Opposed to him are those in Iran who see engagement with the West as inherently hazardous and ideologically unacceptable, even if they buy into the idea of economic improvement through greater foreign investment. Iran’s Islamic Revolutionary Guard Corps (IRGC) is leading the charge on this front, along with other so-called principalists, hard-line politicians and conservative members of the judiciary and the clergy.

On November 2, IRGC Commander Mohammad Ali Jafari argued the nuclear agreement has ushered in a period of major subversion in the Islamic Republic and criticized Rouhani’s government for “trusting the West and believing in liberalism.”

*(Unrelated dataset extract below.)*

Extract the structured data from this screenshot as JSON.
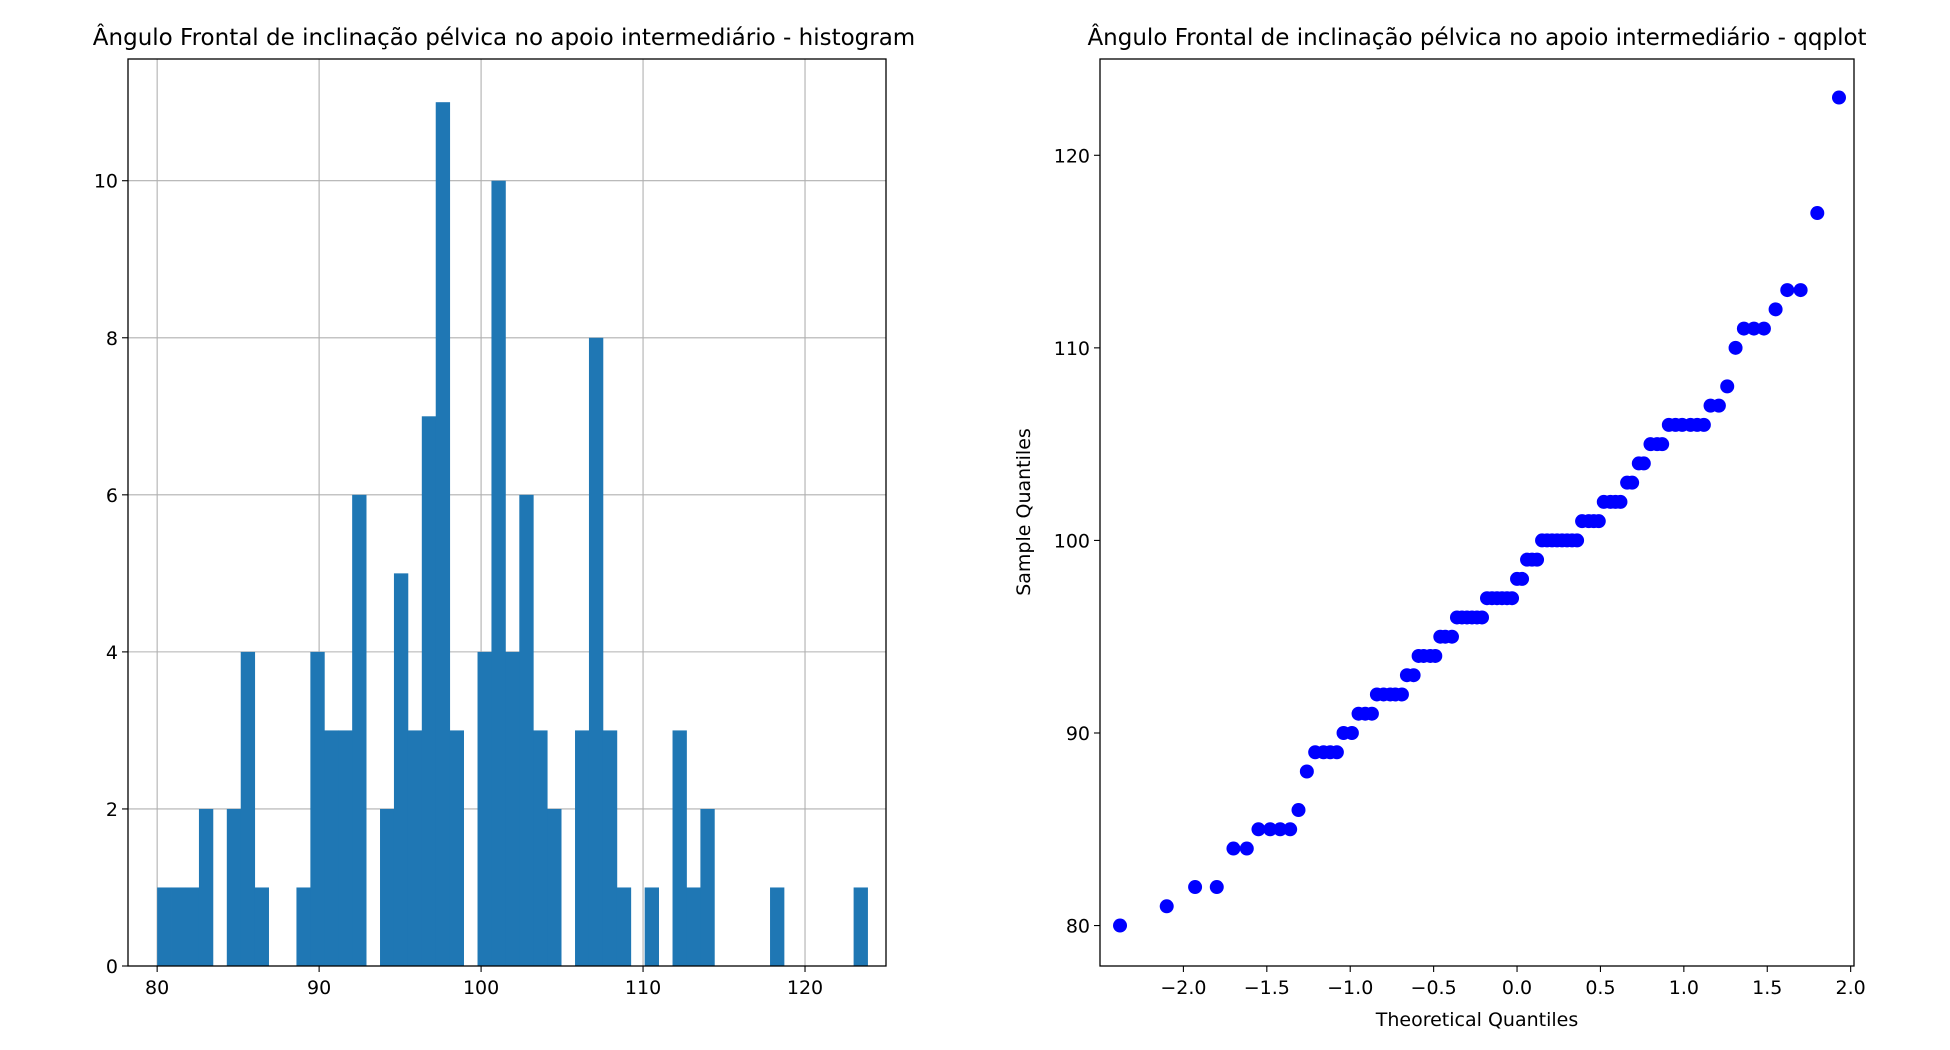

The game is being played out on more levels than one, however. There are strategic arguments about how to best resist financial coercion by world powers. Iran’s reformists and pragmatists argue Iran should develop an economy deeply integrated with global markets, while more conservative voices urge less entanglement and greater self-sufficiency. The restrictions on foreign direct investment and contracts with major international companies are the battlegrounds here.

Rouhani has also picked fights with the Guardian Council, the body that determines who is allowed to run for office, in the lead-up to the February 2016 elections for parliament and the Assembly of Experts (which will chose the next Supreme Leader). The president knows he has popular support but fears his allies will be prevented from running.

The arrests of Iranian journalists and businesspeople with significant international ties is merely another escalation a long-standing conflict. The IRGC is responsible for the recent arrests and remains very worried about the political forces that the JCPOA and Rouhani’s policies have unleashed.

In the eyes of the IRGC’s leadership, progressive journalists and Western-linked businessmen are conduits for destructive foreign influence. They are also the types of people needed for Rouhani’s vision for Iran’s economic and political growth.

The president is boldly pushing back, implicitly criticizing the IRGC for stifling the media for false reasons. Rouhani likely recognizes that a campaign by his political opponents to root out foreign influence could become an uncontainable beast that could consume him and his allies.

The stakes in this contest are very high. Both camps anticipate the potential existential challenge for the Islamic Republic when Khamenei dies, likely in the next few years. Each side foresees disaster for Iran—and loss of its own power—if the other side “wins” through shaping the selection of the next supreme leader and altering the post-JCPOA political and economic landscape in its favor.

Khamenei has still not weighed in on this most recent domestic spat. How long he will allow this internal struggle to continue is the central question right now. With the elections and major foreign investment choices quickly approaching, a decision will be needed soon.

Khamenei will side with whomever he feels will best uphold the status quo of the Islamic Republic. Rouhani, as well as those Western actors who hoped the nuclear deal would open a new era in relations with Iran, should be very nervous.

J. Matthew McInnis is a resident fellow at the American Enterprise Institute. This report was produced in cooperation with the Iran team of the Critical Threats Project, which analyzes the most important Iran news events and provides an outlook on the regime’s strategic calculus.